🤖 AI Summary
This study investigates whether large language models relying solely on natural language prompts can serve as universal problem solvers. By modeling user–system interaction as a cheap-talk game and decoupling task inference from execution, the work integrates game theory, information theory, and PAC-Bayes generalization bounds to formally establish— for the first time—theoretical limits on prompt-based language models. These fundamental limitations arise from constraints imposed by the channel capacity of language and alignment requirements. The paper introduces two theoretical lower bounds: one on task expressibility and another on objective mismatch, demonstrating that certain families of tasks cannot be correctly solved by purely textual prompts, even with infinite data.

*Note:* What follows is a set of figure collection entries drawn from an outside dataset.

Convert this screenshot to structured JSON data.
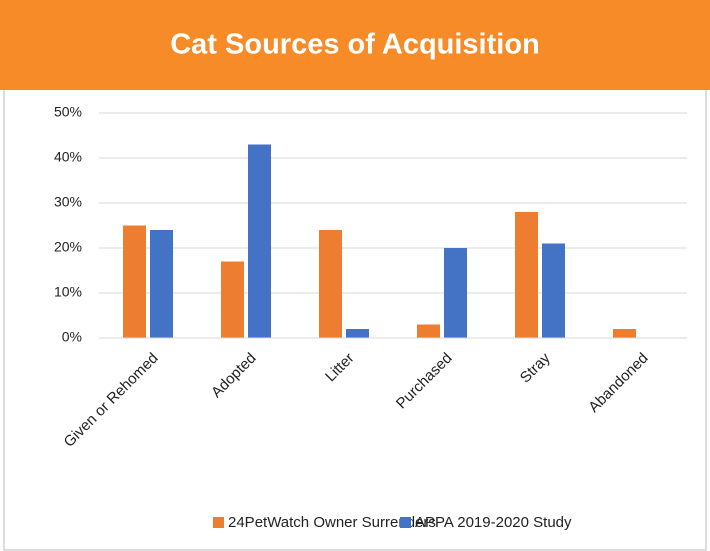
{
  "chart_data": {
    "type": "bar",
    "title": "Cat Sources of Acquisition",
    "categories": [
      "Given or Rehomed",
      "Adopted",
      "Litter",
      "Purchased",
      "Stray",
      "Abandoned"
    ],
    "series": [
      {
        "name": "24PetWatch Owner Surrenders",
        "color": "#ed7d31",
        "values": [
          25,
          17,
          24,
          3,
          28,
          2
        ]
      },
      {
        "name": "APPA 2019-2020 Study",
        "color": "#4472c4",
        "values": [
          24,
          43,
          2,
          20,
          21,
          0
        ]
      }
    ],
    "ylim": [
      0,
      50
    ],
    "yticks": [
      {
        "value": 0,
        "label": "0%"
      },
      {
        "value": 10,
        "label": "10%"
      },
      {
        "value": 20,
        "label": "20%"
      },
      {
        "value": 30,
        "label": "30%"
      },
      {
        "value": 40,
        "label": "40%"
      },
      {
        "value": 50,
        "label": "50%"
      }
    ],
    "grid": true,
    "legend": "bottom"
  }
}
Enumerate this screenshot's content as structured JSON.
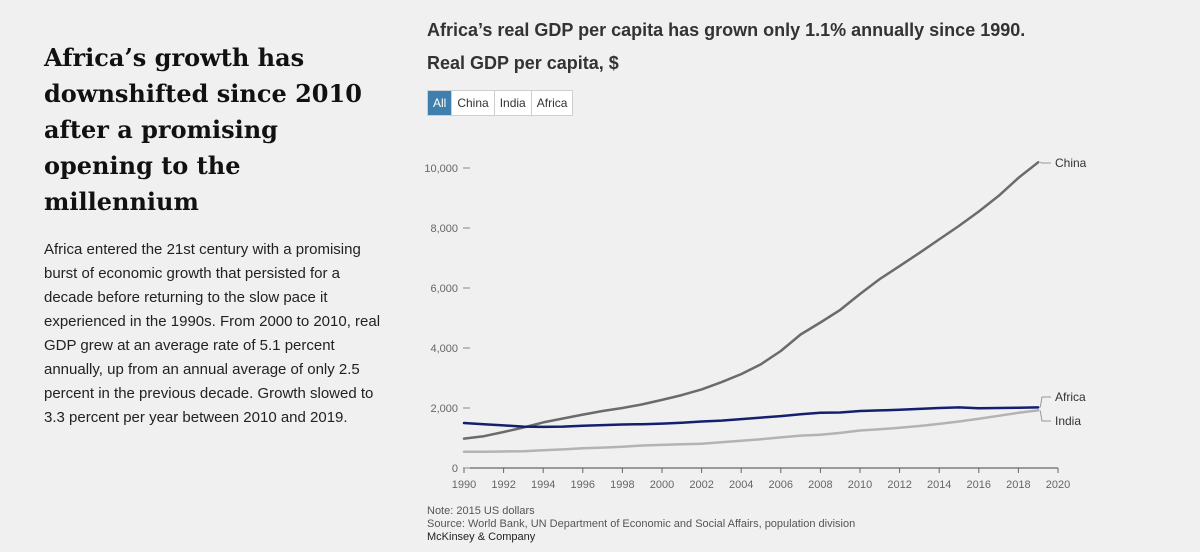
{
  "article": {
    "headline": "Africa’s growth has downshifted since 2010 after a promising opening to the millennium",
    "body": "Africa entered the 21st century with a promising burst of economic growth that persisted for a decade before returning to the slow pace it experienced in the 1990s. From 2000 to 2010, real GDP grew at an average rate of 5.1 percent annually, up from an annual average of only 2.5 percent in the previous decade. Growth slowed to 3.3 percent per year between 2010 and 2019."
  },
  "filters": [
    {
      "label": "All",
      "active": true
    },
    {
      "label": "China",
      "active": false
    },
    {
      "label": "India",
      "active": false
    },
    {
      "label": "Africa",
      "active": false
    }
  ],
  "footer": {
    "note": "Note: 2015 US dollars",
    "source": "Source: World Bank, UN Department of Economic and Social Affairs, population division",
    "brand": "McKinsey & Company"
  },
  "chart_data": {
    "type": "line",
    "title": "Africa’s real GDP per capita has grown only 1.1% annually since 1990.",
    "subtitle": "Real GDP per capita, $",
    "xlim": [
      1990,
      2020
    ],
    "ylim": [
      0,
      11000
    ],
    "xticks": [
      1990,
      1992,
      1994,
      1996,
      1998,
      2000,
      2002,
      2004,
      2006,
      2008,
      2010,
      2012,
      2014,
      2016,
      2018,
      2020
    ],
    "yticks": [
      0,
      2000,
      4000,
      6000,
      8000,
      10000
    ],
    "ytick_labels": [
      "0",
      "2,000",
      "4,000",
      "6,000",
      "8,000",
      "10,000"
    ],
    "grid": false,
    "legend": "direct-labels-right",
    "x": [
      1990,
      1991,
      1992,
      1993,
      1994,
      1995,
      1996,
      1997,
      1998,
      1999,
      2000,
      2001,
      2002,
      2003,
      2004,
      2005,
      2006,
      2007,
      2008,
      2009,
      2010,
      2011,
      2012,
      2013,
      2014,
      2015,
      2016,
      2017,
      2018,
      2019
    ],
    "series": [
      {
        "name": "China",
        "color": "#6b6b6b",
        "values": [
          980,
          1060,
          1200,
          1350,
          1520,
          1650,
          1780,
          1900,
          2000,
          2120,
          2270,
          2430,
          2620,
          2860,
          3130,
          3460,
          3900,
          4450,
          4850,
          5270,
          5800,
          6300,
          6730,
          7170,
          7620,
          8070,
          8550,
          9070,
          9670,
          10190
        ]
      },
      {
        "name": "Africa",
        "color": "#14206e",
        "values": [
          1500,
          1460,
          1420,
          1380,
          1370,
          1380,
          1410,
          1430,
          1450,
          1460,
          1480,
          1510,
          1550,
          1580,
          1630,
          1680,
          1730,
          1790,
          1840,
          1850,
          1900,
          1920,
          1940,
          1970,
          2000,
          2020,
          1990,
          2000,
          2010,
          2020
        ]
      },
      {
        "name": "India",
        "color": "#b3b3b3",
        "values": [
          540,
          540,
          550,
          560,
          590,
          620,
          660,
          680,
          710,
          750,
          770,
          790,
          810,
          860,
          910,
          960,
          1020,
          1080,
          1110,
          1170,
          1250,
          1290,
          1340,
          1400,
          1470,
          1550,
          1640,
          1740,
          1840,
          1920
        ]
      }
    ]
  }
}
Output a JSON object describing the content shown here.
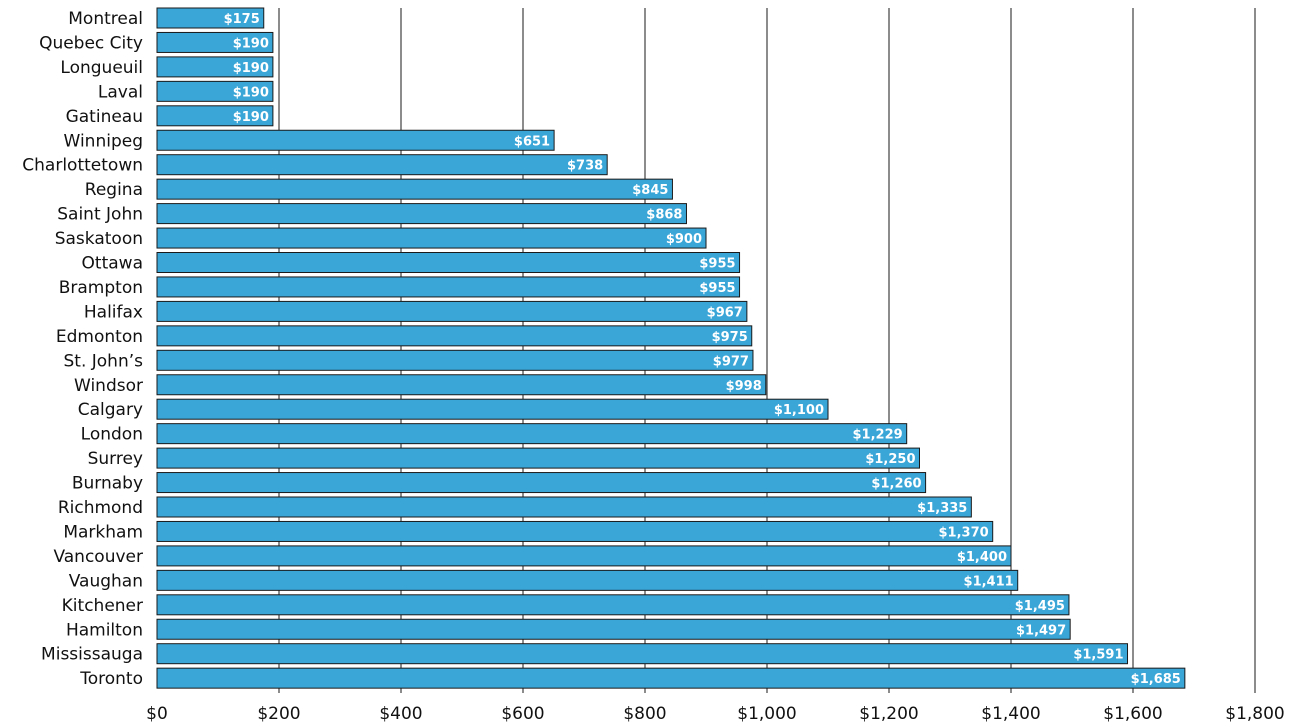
{
  "chart_data": {
    "type": "bar",
    "orientation": "horizontal",
    "title": "",
    "xlabel": "",
    "ylabel": "",
    "xlim": [
      0,
      1800
    ],
    "x_ticks": [
      0,
      200,
      400,
      600,
      800,
      1000,
      1200,
      1400,
      1600,
      1800
    ],
    "x_tick_labels": [
      "$0",
      "$200",
      "$400",
      "$600",
      "$800",
      "$1,000",
      "$1,200",
      "$1,400",
      "$1,600",
      "$1,800"
    ],
    "grid": "vertical",
    "bar_color": "#3aa6d8",
    "categories": [
      "Montreal",
      "Quebec City",
      "Longueuil",
      "Laval",
      "Gatineau",
      "Winnipeg",
      "Charlottetown",
      "Regina",
      "Saint John",
      "Saskatoon",
      "Ottawa",
      "Brampton",
      "Halifax",
      "Edmonton",
      "St. John’s",
      "Windsor",
      "Calgary",
      "London",
      "Surrey",
      "Burnaby",
      "Richmond",
      "Markham",
      "Vancouver",
      "Vaughan",
      "Kitchener",
      "Hamilton",
      "Mississauga",
      "Toronto"
    ],
    "values": [
      175,
      190,
      190,
      190,
      190,
      651,
      738,
      845,
      868,
      900,
      955,
      955,
      967,
      975,
      977,
      998,
      1100,
      1229,
      1250,
      1260,
      1335,
      1370,
      1400,
      1411,
      1495,
      1497,
      1591,
      1685
    ],
    "value_labels": [
      "$175",
      "$190",
      "$190",
      "$190",
      "$190",
      "$651",
      "$738",
      "$845",
      "$868",
      "$900",
      "$955",
      "$955",
      "$967",
      "$975",
      "$977",
      "$998",
      "$1,100",
      "$1,229",
      "$1,250",
      "$1,260",
      "$1,335",
      "$1,370",
      "$1,400",
      "$1,411",
      "$1,495",
      "$1,497",
      "$1,591",
      "$1,685"
    ]
  }
}
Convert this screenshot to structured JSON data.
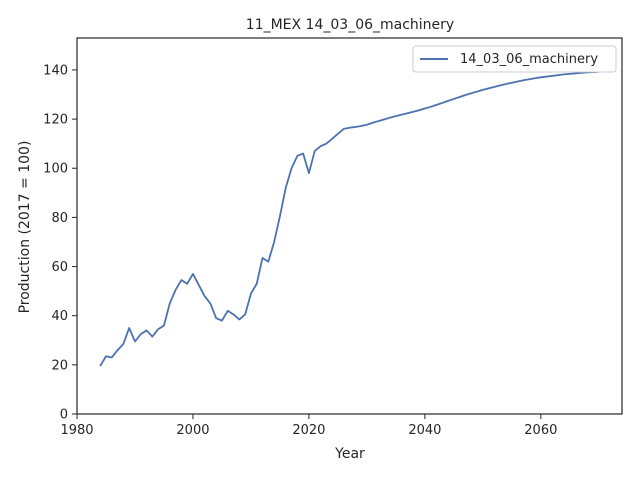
{
  "chart_data": {
    "type": "line",
    "title": "11_MEX 14_03_06_machinery",
    "xlabel": "Year",
    "ylabel": "Production (2017 = 100)",
    "xlim": [
      1980,
      2074
    ],
    "ylim": [
      0,
      153
    ],
    "xticks": [
      1980,
      2000,
      2020,
      2040,
      2060
    ],
    "yticks": [
      0,
      20,
      40,
      60,
      80,
      100,
      120,
      140
    ],
    "grid": false,
    "legend_position": "top-right",
    "series": [
      {
        "name": "14_03_06_machinery",
        "color": "#4c72b0",
        "x": [
          1984,
          1985,
          1986,
          1987,
          1988,
          1989,
          1990,
          1991,
          1992,
          1993,
          1994,
          1995,
          1996,
          1997,
          1998,
          1999,
          2000,
          2001,
          2002,
          2003,
          2004,
          2005,
          2006,
          2007,
          2008,
          2009,
          2010,
          2011,
          2012,
          2013,
          2014,
          2015,
          2016,
          2017,
          2018,
          2019,
          2020,
          2021,
          2022,
          2023,
          2024,
          2025,
          2026,
          2027,
          2028,
          2029,
          2030,
          2031,
          2032,
          2033,
          2034,
          2035,
          2036,
          2037,
          2038,
          2039,
          2040,
          2041,
          2042,
          2043,
          2044,
          2045,
          2046,
          2047,
          2048,
          2049,
          2050,
          2051,
          2052,
          2053,
          2054,
          2055,
          2056,
          2057,
          2058,
          2059,
          2060,
          2061,
          2062,
          2063,
          2064,
          2065,
          2066,
          2067,
          2068,
          2069,
          2070
        ],
        "y": [
          19.5,
          23.5,
          23,
          26,
          28.5,
          35,
          29.5,
          32.5,
          34,
          31.5,
          34.5,
          36,
          45,
          50.5,
          54.5,
          53,
          57,
          52.5,
          48,
          45,
          39,
          38,
          42,
          40.5,
          38.5,
          40.5,
          49,
          53,
          63.5,
          62,
          70,
          80.5,
          92,
          100,
          105,
          106,
          98,
          107,
          109,
          110,
          112,
          114,
          116,
          116.5,
          116.8,
          117.2,
          117.7,
          118.5,
          119.2,
          119.9,
          120.6,
          121.2,
          121.8,
          122.4,
          123,
          123.6,
          124.3,
          125,
          125.8,
          126.6,
          127.4,
          128.2,
          129,
          129.8,
          130.5,
          131.2,
          131.9,
          132.5,
          133.1,
          133.7,
          134.3,
          134.8,
          135.3,
          135.8,
          136.2,
          136.6,
          137,
          137.3,
          137.6,
          137.9,
          138.2,
          138.4,
          138.6,
          138.8,
          139,
          139.1,
          139.2
        ]
      }
    ]
  }
}
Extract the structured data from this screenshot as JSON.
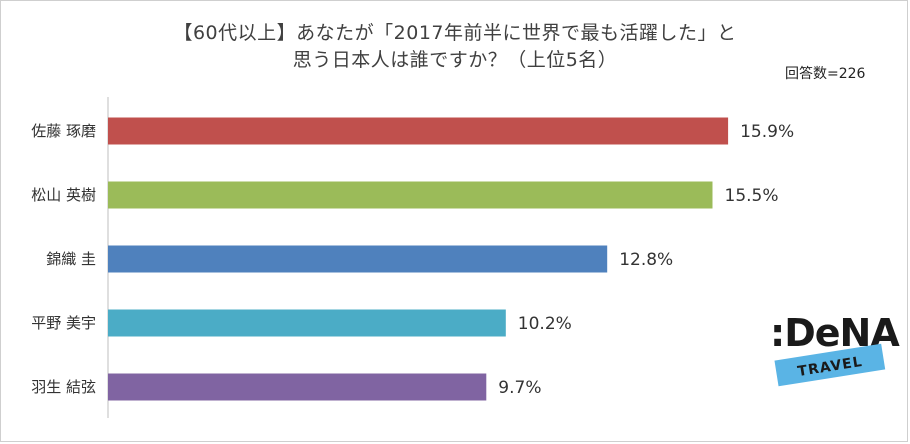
{
  "header": {
    "title_line1": "【60代以上】あなたが「2017年前半に世界で最も活躍した」と",
    "title_line2": "思う日本人は誰ですか？（上位5名）",
    "respondents": "回答数=226"
  },
  "chart_data": {
    "type": "bar",
    "orientation": "horizontal",
    "title": "【60代以上】あなたが「2017年前半に世界で最も活躍した」と思う日本人は誰ですか？（上位5名）",
    "categories": [
      "佐藤 琢磨",
      "松山 英樹",
      "錦織 圭",
      "平野 美宇",
      "羽生 結弦"
    ],
    "values": [
      15.9,
      15.5,
      12.8,
      10.2,
      9.7
    ],
    "value_labels": [
      "15.9%",
      "15.5%",
      "12.8%",
      "10.2%",
      "9.7%"
    ],
    "colors": [
      "#c0504d",
      "#9bbb59",
      "#4f81bd",
      "#4bacc6",
      "#8064a2"
    ],
    "xlim": [
      0,
      20
    ],
    "grid": false,
    "legend": "none"
  },
  "logo": {
    "brand": ":DeNA",
    "sub": "TRAVEL",
    "brand_color": "#1a1a1a",
    "sub_color": "#5ab4e5"
  }
}
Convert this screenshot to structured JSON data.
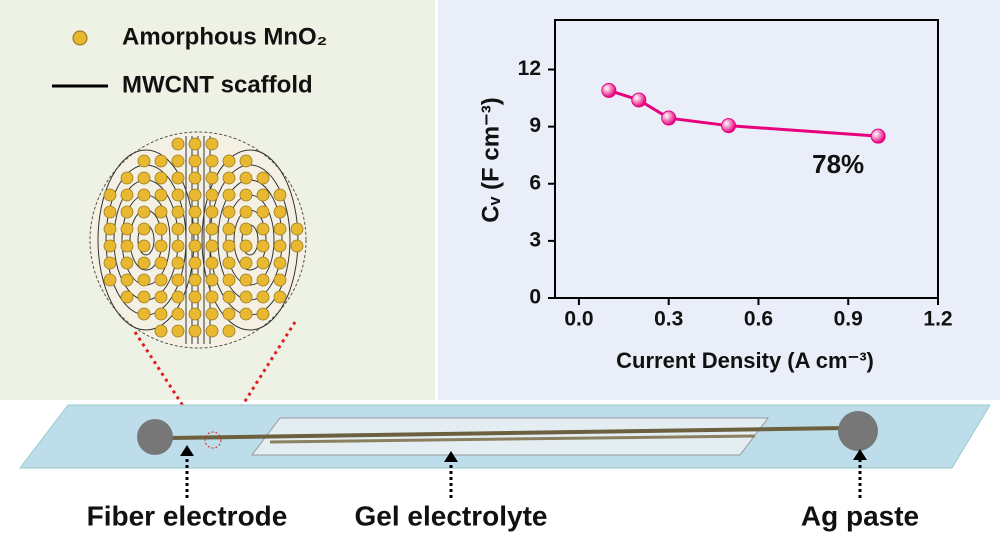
{
  "legend": {
    "particle": "Amorphous MnO₂",
    "line": "MWCNT scaffold"
  },
  "chart_data": {
    "type": "line",
    "x": [
      0.1,
      0.2,
      0.3,
      0.5,
      1.0
    ],
    "series": [
      {
        "name": null,
        "color": "#e6007e",
        "values": [
          10.9,
          10.4,
          9.45,
          9.05,
          8.5
        ]
      }
    ],
    "xlabel": "Current Density (A cm⁻³)",
    "ylabel": "Cᵥ (F cm⁻³)",
    "annotation": "78%",
    "xlim": [
      -0.08,
      1.2
    ],
    "ylim": [
      0,
      14.6
    ],
    "xticks": [
      {
        "value": 0,
        "label": "0.0"
      },
      0.3,
      0.6,
      0.9,
      1.2
    ],
    "yticks": [
      0,
      3,
      6,
      9,
      12
    ]
  },
  "device": {
    "labels": [
      "Fiber electrode",
      "Gel electrolyte",
      "Ag paste"
    ]
  }
}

The findings imply that achieving general intelligence necessitates moving beyond purely linguistic interfaces, such as by incorporating multimodal inputs or external memory mechanisms.
📝 Abstract
Large Language Models (LLMs) are frequently portrayed as general-purpose solvers capable of solving arbitrary tasks. We argue that this view overlooks a fundamental constraint: language is a compressed and capacity-limited interface for conveying task information. Modelling User--System interaction as a bilevel \emph{cheap-talk} game, we analyse how latent tasks are encoded into prompts and reinterpreted under alignment and safety constraints. We introduce a conceptual decomposition separating task inference from execution and derive PAC-Bayes bounds that distinguish finite-sample estimation error from irreducible structural limitations. Our first main result establishes an \emph{expressivity floor}: language acts as a capacity-limited communication channel, and whenever the informational complexity of a task family exceeds the capacity of that channel, distinct tasks become unavoidably indistinguishable to the Solver, inducing a strictly positive error floor that cannot be eliminated by additional data, optimisation, or model scaling alone. We then establish an \emph{objective-misalignment floor}: when alignment constraints restrict the admissible output set, the User-ideal distribution may lie outside the feasible class, inducing an irreducible distortion. Together, these results yield a formal negative conclusion: prompt-conditioned LLMs are not universal problem solvers through prompting alone, as there exist task families for which correct behaviour is provably unattainable even in the infinite-data regime. More broadly, our analysis shows the limits of prompt-based generalisation arise from information-constrained communication and alignment-constrained objectives. This suggests that interfaces beyond natural language, including multimodal observations and, external memory, may reduce the inherent LLM limitations by increasing the task-relevant information available to the System.